Die Ästhetik der Askese ist mitreißend. Ich gehe vorbei an den hohen Fenstern, durch die das Licht in die früheren Werkstätten fällt, die heute, in kleinere Einheiten geteilt, als Tagesklinik und Seminarräume der Medizinischen Fakultät genutzt werden. Oben auf dem Hang stehend  erschließt sich die aufsteigende Staffelung der Wohn- und Schultrakte. Der das ganze Blickfeld einnehmende Skelettbau gibt sich spröde und unprätentiös. Gewiss, die Spuren des Alters sind deutlich: Die Oberflächen der Wege sind ausgewaschen, Stufen und Stützmauern sind bemoost. Aber diese Spuren des Alters steigern noch das Stakkato der makellosen Pfeiler und Balken, deren Ecken mit kleinen Profilen feinsinnig abgekantet wurden. Ihre nüchterne Ausstrahlung entspricht Bills Orientierung an rein utilitaristischen Bauten wie Brücken, Fördertürmen und Silos. Sein künstlerischer Selbstausdruck war die Verneinung eines solchen. Oder anders gesagt: Die Reduktion auf das Konkrete als Konsequenz eines programmatischen Vorgehens. Dieser Ansatz hat in einigen Bauten, etwa von Herzog de Meuron, eine Nachfolge gefunden. Aber er hatte auch einen Vorläufer: Hannes Meyers Gewerkschaftsschule bei Bernau. „Dieser Schulbau ist ein Bau des Lebens, nicht der Kunst“, so die Feststellung ihres Schöpfer und ehemaligen Bauhauslehrers. Sie gilt auch für den Bau seines Studenten Bill. Hier wie dort erhalten die Gebäude ihren ästhetischen Reiz sichtlich aus der Verschmelzung von topografischer Lage mit strikter Funktionalität.
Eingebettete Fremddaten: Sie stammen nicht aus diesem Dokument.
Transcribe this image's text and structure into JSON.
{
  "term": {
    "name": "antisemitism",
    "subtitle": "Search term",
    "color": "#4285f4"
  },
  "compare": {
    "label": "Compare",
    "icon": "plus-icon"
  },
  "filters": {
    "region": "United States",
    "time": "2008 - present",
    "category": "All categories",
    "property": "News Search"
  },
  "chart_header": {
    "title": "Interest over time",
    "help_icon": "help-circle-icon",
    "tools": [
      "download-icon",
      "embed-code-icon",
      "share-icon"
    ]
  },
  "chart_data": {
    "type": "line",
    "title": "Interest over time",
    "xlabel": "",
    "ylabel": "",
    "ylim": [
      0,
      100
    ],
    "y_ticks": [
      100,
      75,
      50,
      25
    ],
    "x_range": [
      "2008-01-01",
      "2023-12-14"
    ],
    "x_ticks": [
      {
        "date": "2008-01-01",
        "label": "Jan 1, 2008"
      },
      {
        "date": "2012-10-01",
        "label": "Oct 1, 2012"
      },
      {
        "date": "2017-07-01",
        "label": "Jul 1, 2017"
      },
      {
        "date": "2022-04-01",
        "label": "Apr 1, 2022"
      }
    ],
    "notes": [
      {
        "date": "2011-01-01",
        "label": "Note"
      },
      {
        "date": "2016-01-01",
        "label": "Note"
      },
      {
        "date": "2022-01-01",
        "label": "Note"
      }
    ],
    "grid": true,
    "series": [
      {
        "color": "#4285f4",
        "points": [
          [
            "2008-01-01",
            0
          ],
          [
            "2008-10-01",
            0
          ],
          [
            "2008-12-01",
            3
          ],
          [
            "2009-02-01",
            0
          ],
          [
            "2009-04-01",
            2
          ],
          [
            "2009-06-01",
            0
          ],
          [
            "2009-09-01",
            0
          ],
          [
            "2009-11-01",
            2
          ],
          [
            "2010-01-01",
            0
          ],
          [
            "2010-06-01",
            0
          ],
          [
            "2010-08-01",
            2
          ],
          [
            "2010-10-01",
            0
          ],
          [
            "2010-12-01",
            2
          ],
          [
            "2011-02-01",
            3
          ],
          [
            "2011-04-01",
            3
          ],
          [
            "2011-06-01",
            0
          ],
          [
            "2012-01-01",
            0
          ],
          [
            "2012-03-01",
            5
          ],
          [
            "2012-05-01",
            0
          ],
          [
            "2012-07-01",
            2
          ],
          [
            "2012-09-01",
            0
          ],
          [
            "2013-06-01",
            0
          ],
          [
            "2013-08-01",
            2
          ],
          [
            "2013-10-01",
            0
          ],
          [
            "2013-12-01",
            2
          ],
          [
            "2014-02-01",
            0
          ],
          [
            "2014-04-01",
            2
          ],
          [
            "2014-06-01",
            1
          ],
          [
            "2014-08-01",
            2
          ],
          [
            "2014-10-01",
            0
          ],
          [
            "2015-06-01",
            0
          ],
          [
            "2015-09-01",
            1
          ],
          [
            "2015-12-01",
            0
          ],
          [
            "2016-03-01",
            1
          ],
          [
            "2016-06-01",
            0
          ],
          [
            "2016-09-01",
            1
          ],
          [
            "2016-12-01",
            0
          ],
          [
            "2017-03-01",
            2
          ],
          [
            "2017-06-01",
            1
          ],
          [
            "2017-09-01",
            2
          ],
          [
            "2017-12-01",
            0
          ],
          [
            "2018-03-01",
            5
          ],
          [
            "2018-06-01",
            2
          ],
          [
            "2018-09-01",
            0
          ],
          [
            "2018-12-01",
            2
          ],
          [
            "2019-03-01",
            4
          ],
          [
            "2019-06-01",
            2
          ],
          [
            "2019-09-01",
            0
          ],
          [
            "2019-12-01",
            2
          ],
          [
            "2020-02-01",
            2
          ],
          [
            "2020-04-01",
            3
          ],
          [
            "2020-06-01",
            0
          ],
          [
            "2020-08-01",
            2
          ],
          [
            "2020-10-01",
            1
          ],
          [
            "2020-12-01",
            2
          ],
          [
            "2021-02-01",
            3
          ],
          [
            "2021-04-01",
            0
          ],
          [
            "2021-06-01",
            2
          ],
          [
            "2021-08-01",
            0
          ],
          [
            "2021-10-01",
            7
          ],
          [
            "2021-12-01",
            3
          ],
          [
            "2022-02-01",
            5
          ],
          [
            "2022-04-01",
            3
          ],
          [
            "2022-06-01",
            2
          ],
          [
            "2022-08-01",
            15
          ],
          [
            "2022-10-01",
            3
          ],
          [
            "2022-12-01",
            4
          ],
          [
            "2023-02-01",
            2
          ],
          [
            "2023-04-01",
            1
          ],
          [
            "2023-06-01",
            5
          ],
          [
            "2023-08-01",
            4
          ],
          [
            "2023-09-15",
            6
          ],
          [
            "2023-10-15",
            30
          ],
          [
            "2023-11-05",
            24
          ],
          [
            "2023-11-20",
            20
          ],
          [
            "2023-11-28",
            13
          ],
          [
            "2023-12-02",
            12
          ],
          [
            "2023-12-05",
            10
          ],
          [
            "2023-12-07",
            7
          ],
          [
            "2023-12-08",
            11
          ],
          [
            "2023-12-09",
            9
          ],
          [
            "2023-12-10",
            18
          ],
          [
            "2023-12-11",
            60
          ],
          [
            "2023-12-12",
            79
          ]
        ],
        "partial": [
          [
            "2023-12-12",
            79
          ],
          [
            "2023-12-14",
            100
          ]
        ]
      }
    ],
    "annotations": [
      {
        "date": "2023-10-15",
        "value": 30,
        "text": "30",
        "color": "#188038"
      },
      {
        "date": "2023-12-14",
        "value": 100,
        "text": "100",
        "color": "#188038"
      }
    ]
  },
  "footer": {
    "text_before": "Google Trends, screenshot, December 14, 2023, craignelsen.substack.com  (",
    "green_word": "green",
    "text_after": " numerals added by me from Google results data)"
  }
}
In Ulm  beeindrucken, insbesondere in den offenen Gängen, die unverhüllten  Betonoberflächen. Anders als Stahlbauten, die nach unzähligen Anstrichen ihre konstruktive Aus strahlung einbüßen, lassen die Stützen und Balken, sogar die gestrichenen Decken aus vorgefertigten Betonplatten kein Abweichen vom bloßen Gebrauchswert erkennen, wiewohl  er zuweilen erfunden ist: Manche Stütze etwa ist statisch nicht erforderlich, das  Studentenhochhaus in weiten Teilen gemauert. Entgegen dem puren Äußeren enttäuschen jedoch die ehemaligen Schulräume der HfG. Die Holzverkleidungen sind abgenutzt, einst große Raumzusammenhänge zerteilt. Lediglich die Mensa mit ihrem schlängelnden Tresen, dem einzigen Kontrast zur orthogonalen Struktur, verströmt Großzügigkeit. Gleiches gilt für die so genannte „Säge“, eine Treppenkaskade, die aus dem Geländesprung und zwei zueinander verdrehten Baukörpern entwickelt wurde. Unabhängig vom Zustand der HfG sticht in allem und bis heute unverdorben die Schönheit des Unveredelten heraus: Die rohen Oberflächen und die offen liegenden Trag- und technische Infrastrukturen, denen das Alter eine eigene Würde verleiht. Hierin spiegelt sich das – ungebrochen aktuelle – Streben der einstigen Hochschule wieder: Die Lehre einer verantwortungsvollen und sinnlichen Formgebung.